Dap has meanings to do with angling, birds, and athletics, and it's the bouncing that's important.
In angling, to dap is to use a fly (it can be a real or an artificial one) tied to a very light silk line, so that the wind makes the fly bob on and off the surface of the water.
When a bird daps, it's dipping lightly into water. In England you might see a dapping wagtail, or, even more pleasingly, in rocky places you might even see a dapping dipper.
Photo: Tim Walter
Children love to dap, too. This might involve dapping like a dipper, but it might mean bouncing, either a bouncing a ball or the whole body. It's easier when you're small, when gravity hasn't got such a hold on you, but a quick bounce at any age adds to the gaiety of the world.
(By the way, the ideal footwear for dapping are daps, which in Southwest England are plimsolls, a sort of light canvas trainer-type shoe.)
If you're really too heavy for dapping, then how about a dap greeting, which is a fist bump?

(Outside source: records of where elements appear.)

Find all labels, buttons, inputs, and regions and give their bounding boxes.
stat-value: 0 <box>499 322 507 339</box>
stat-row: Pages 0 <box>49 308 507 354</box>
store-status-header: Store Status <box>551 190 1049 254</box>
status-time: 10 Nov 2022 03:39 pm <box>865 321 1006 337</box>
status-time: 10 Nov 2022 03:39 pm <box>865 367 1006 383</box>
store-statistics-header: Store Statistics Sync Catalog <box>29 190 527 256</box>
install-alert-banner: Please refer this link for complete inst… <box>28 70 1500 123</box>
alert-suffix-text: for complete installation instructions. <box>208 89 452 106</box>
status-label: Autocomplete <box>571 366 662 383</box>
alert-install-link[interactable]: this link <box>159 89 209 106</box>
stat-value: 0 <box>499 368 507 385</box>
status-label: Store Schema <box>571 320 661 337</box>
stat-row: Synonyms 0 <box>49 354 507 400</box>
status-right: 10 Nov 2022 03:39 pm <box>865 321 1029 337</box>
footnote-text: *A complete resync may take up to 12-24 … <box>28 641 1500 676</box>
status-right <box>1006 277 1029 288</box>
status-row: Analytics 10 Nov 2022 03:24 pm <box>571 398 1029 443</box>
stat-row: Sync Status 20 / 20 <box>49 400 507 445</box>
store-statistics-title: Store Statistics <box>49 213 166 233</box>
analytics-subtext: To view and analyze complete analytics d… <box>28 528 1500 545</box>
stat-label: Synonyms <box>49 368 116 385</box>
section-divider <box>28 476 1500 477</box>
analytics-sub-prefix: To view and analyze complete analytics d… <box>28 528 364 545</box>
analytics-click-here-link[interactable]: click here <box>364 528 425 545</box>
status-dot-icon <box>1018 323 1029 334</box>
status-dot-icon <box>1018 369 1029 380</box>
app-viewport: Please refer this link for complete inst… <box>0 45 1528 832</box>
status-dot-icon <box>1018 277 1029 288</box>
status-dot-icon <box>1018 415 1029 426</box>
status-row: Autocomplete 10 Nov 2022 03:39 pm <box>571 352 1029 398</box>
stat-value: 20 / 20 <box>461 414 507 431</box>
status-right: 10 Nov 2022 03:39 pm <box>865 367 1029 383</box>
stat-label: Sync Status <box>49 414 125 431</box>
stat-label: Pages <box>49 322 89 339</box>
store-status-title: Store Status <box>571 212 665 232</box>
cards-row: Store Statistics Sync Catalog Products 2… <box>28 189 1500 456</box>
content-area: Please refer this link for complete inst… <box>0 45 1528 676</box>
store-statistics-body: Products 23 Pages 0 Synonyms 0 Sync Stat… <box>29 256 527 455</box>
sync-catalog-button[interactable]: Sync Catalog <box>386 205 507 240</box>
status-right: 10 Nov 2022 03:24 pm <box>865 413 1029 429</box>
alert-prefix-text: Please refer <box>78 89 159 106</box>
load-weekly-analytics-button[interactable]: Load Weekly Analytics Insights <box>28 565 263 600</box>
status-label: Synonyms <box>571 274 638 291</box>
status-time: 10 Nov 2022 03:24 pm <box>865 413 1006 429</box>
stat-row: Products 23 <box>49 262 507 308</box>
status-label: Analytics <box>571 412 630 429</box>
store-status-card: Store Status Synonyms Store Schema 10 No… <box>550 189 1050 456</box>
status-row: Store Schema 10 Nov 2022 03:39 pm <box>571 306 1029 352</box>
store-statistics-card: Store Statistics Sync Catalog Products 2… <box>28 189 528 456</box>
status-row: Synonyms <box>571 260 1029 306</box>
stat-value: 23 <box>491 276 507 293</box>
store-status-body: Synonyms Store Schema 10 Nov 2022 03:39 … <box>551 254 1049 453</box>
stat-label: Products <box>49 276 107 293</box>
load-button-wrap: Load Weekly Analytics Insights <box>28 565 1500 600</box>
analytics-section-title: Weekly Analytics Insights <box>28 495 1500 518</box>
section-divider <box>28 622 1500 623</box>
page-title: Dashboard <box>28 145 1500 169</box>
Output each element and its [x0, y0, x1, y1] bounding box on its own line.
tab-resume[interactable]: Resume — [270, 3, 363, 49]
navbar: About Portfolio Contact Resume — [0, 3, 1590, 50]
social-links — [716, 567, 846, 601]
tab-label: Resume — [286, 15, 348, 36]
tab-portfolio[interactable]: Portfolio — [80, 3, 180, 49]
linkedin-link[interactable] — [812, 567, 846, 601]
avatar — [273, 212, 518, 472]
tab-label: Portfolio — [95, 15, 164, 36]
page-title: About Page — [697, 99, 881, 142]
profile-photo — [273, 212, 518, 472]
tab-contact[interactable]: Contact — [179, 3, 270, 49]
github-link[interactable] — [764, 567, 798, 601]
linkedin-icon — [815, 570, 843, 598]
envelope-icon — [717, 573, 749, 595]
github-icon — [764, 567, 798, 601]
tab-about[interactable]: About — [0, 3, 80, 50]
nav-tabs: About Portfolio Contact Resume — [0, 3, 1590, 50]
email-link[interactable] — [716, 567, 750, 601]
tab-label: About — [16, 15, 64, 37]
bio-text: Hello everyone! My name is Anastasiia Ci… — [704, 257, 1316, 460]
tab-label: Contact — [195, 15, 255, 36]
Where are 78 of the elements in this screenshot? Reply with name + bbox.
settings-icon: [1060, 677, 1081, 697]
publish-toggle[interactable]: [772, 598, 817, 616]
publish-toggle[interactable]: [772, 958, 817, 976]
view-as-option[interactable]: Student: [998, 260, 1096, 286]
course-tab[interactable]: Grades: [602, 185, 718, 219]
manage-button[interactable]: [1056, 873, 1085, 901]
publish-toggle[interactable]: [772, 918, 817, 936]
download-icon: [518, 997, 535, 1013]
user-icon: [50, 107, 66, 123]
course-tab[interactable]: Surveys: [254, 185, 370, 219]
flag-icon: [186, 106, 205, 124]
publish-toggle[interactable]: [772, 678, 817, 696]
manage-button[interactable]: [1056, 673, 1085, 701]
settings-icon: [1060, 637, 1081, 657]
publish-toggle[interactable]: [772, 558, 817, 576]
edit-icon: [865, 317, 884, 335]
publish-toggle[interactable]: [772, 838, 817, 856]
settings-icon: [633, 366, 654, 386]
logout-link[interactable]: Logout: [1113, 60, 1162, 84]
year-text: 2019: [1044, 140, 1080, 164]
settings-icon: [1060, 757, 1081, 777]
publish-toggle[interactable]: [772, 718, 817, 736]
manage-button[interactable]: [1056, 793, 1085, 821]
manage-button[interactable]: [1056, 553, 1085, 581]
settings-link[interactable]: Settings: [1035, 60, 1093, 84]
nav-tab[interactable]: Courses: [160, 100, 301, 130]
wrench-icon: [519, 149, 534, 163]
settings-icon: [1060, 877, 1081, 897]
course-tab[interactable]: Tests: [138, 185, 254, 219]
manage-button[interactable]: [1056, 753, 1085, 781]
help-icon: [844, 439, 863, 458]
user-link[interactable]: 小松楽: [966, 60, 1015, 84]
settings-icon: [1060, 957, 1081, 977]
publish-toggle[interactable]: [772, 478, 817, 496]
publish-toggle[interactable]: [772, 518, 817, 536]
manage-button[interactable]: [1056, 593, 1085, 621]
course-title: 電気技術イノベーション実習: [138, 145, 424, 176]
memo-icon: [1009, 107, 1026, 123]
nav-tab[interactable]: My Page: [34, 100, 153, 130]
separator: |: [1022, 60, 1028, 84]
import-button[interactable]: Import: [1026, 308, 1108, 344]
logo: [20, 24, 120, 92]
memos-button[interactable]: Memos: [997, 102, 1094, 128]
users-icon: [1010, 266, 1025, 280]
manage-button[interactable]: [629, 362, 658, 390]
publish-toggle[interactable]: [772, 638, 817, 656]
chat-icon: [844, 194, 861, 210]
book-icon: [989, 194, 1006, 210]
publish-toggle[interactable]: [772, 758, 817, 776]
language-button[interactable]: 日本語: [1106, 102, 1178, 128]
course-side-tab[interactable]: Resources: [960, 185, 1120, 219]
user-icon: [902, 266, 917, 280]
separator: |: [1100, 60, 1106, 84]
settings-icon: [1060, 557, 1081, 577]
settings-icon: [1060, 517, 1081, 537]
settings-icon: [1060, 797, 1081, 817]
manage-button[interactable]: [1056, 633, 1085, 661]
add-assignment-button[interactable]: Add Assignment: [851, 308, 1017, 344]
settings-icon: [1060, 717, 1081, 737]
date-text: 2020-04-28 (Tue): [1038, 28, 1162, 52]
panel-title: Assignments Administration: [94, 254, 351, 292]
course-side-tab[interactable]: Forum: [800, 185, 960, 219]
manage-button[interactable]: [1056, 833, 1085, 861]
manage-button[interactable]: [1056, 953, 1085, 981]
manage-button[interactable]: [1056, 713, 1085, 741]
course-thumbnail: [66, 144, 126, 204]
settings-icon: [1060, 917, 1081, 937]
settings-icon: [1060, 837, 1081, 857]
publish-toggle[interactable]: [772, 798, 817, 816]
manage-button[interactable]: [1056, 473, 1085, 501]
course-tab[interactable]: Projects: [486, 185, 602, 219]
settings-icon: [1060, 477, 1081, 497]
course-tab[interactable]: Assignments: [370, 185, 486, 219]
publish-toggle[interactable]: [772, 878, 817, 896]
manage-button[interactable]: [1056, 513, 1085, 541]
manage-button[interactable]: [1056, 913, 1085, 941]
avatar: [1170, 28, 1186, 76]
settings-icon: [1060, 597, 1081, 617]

If the thing bouncing is a hammer and it's beating a sheet of metal into the shape of the mould underneath it then that's dapping, too.
A dap is also an Iranian drum:
As an acronym, DAP can be a Draw-a-Person test, which measures the abilities and emotional states of young children; a fertiliser; a flame-retardant; and a Dog Appeasing Pheromone, as well as loads of things to do with computers.
But for me, you know what? I'm going to stick with the bouncing.
Word To Use Today: dap. This word turned up in English in the 1600s, probably as an imitation of the sound of something small dropping into water.